Does the movie achieve the emotional resonance it sneakily strives for in the end?

Well, no, it's too fake for that.

And too weirdly similar to every other fake family movie ensemble Hollywood movie you've ever seen.

Hey, mom and dad smoke pot, too!

My libertine baby-boomer parent is way too candid about sex!

And here's a weird wrinkle you thought might be unique to last year's dad's-funeral, dysfunctional-family-reuinion movie, "August Osage County" - the woman who falls for the guy who's slow-on-the-uptake. Here, the glassy-eyed hunk is Timothy Olyphant, who's been left addled by brain damage he suffered on a car crash on the way to lovers lane.

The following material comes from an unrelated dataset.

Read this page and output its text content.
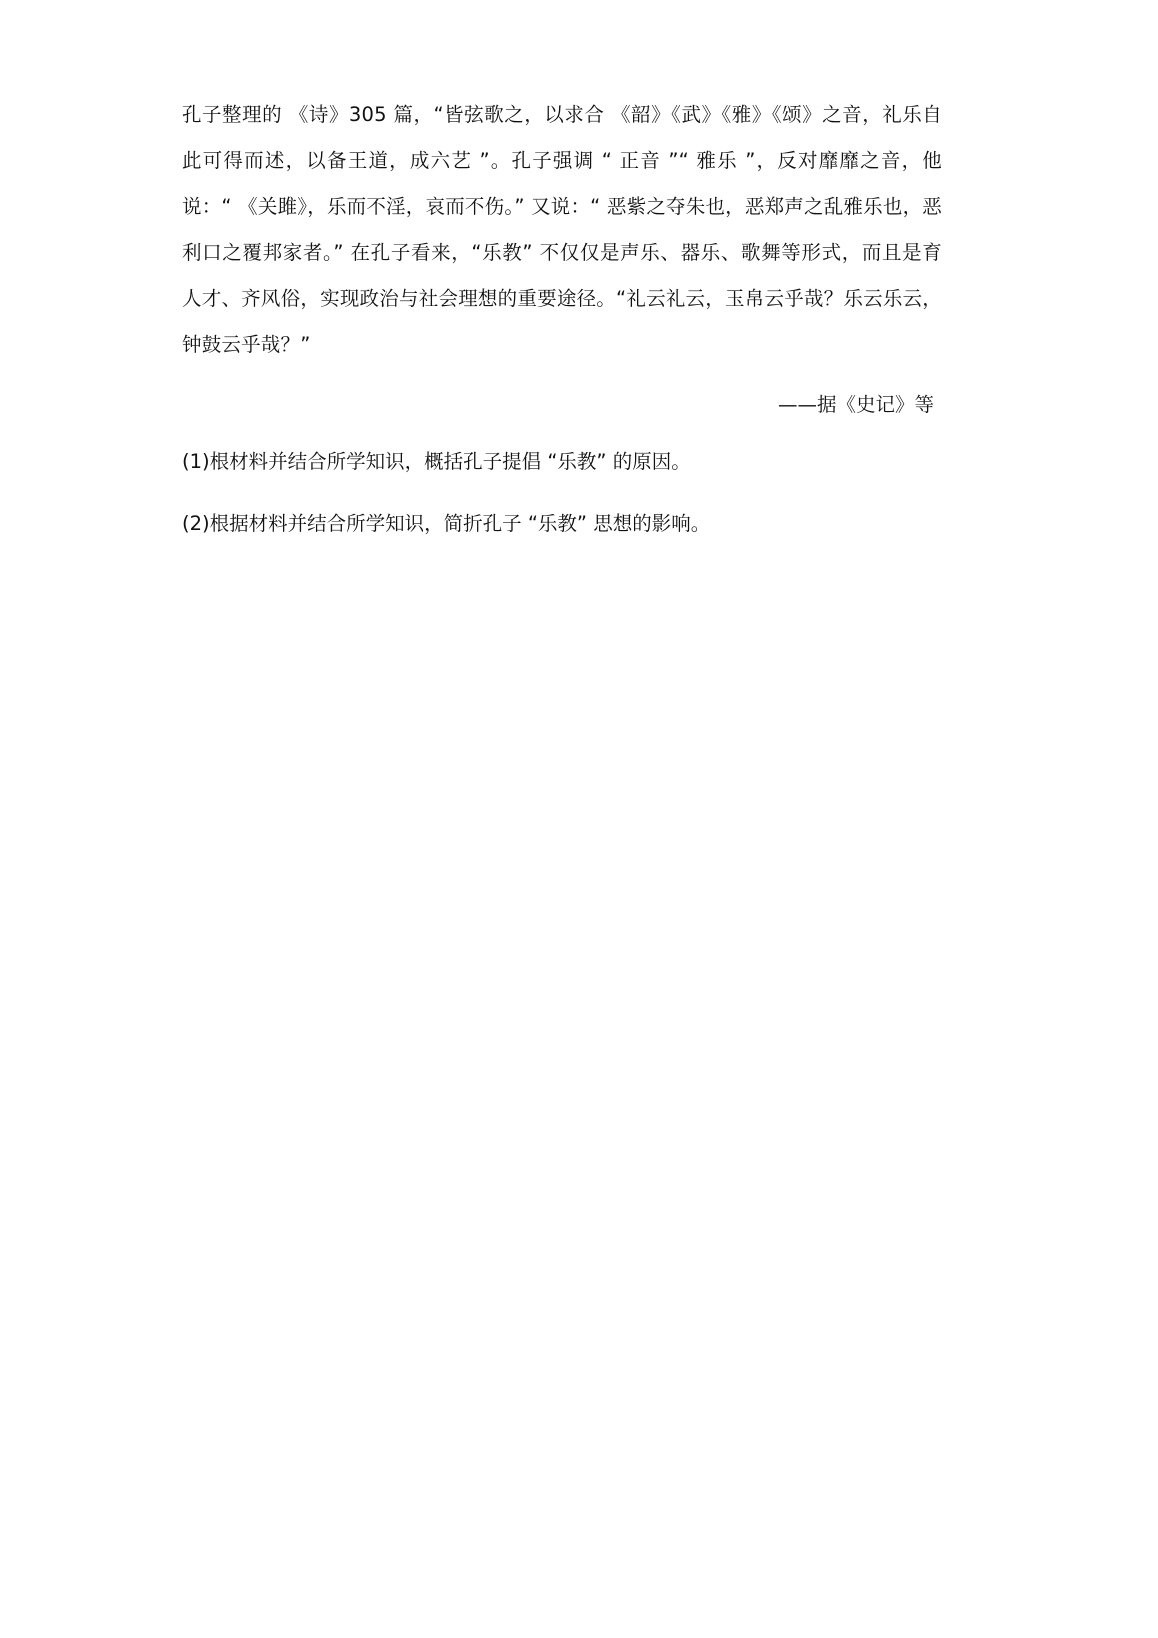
孔子整理的 《诗》305 篇，“皆弦歌之，以求合 《韶》《武》《雅》《颂》之音，礼乐自此可得而述，以备王道，成六艺 ”。孔子强调 “ 正音 ”“ 雅乐 ”，反对靡靡之音，他说：“ 《关雎》，乐而不淫，哀而不伤。” 又说：“ 恶紫之夺朱也，恶郑声之乱雅乐也，恶利口之覆邦家者。” 在孔子看来，“乐教” 不仅仅是声乐、器乐、歌舞等形式，而且是育人才、齐风俗，实现政治与社会理想的重要途径。“礼云礼云，玉帛云乎哉？乐云乐云，钟鼓云乎哉？”

——据《史记》等

(1)根材料并结合所学知识，概括孔子提倡 “乐教” 的原因。

(2)根据材料并结合所学知识，简折孔子 “乐教” 思想的影响。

We're meant to believe all these things happened when these folks were teens, leading to uncomfortable questions about how old the characters are, versus the actors who play them.

Also, Bateman's character does a lot of moping for a guy who's being pursued by gorgeous Rose Byrne, the Girl Who Stayed Behind and apparently has done nothing but wait for him to return - a character you can also find in the upcoming, dysfunctional-family-reuinion-at-MOM'S-funeral movie, "The Judge."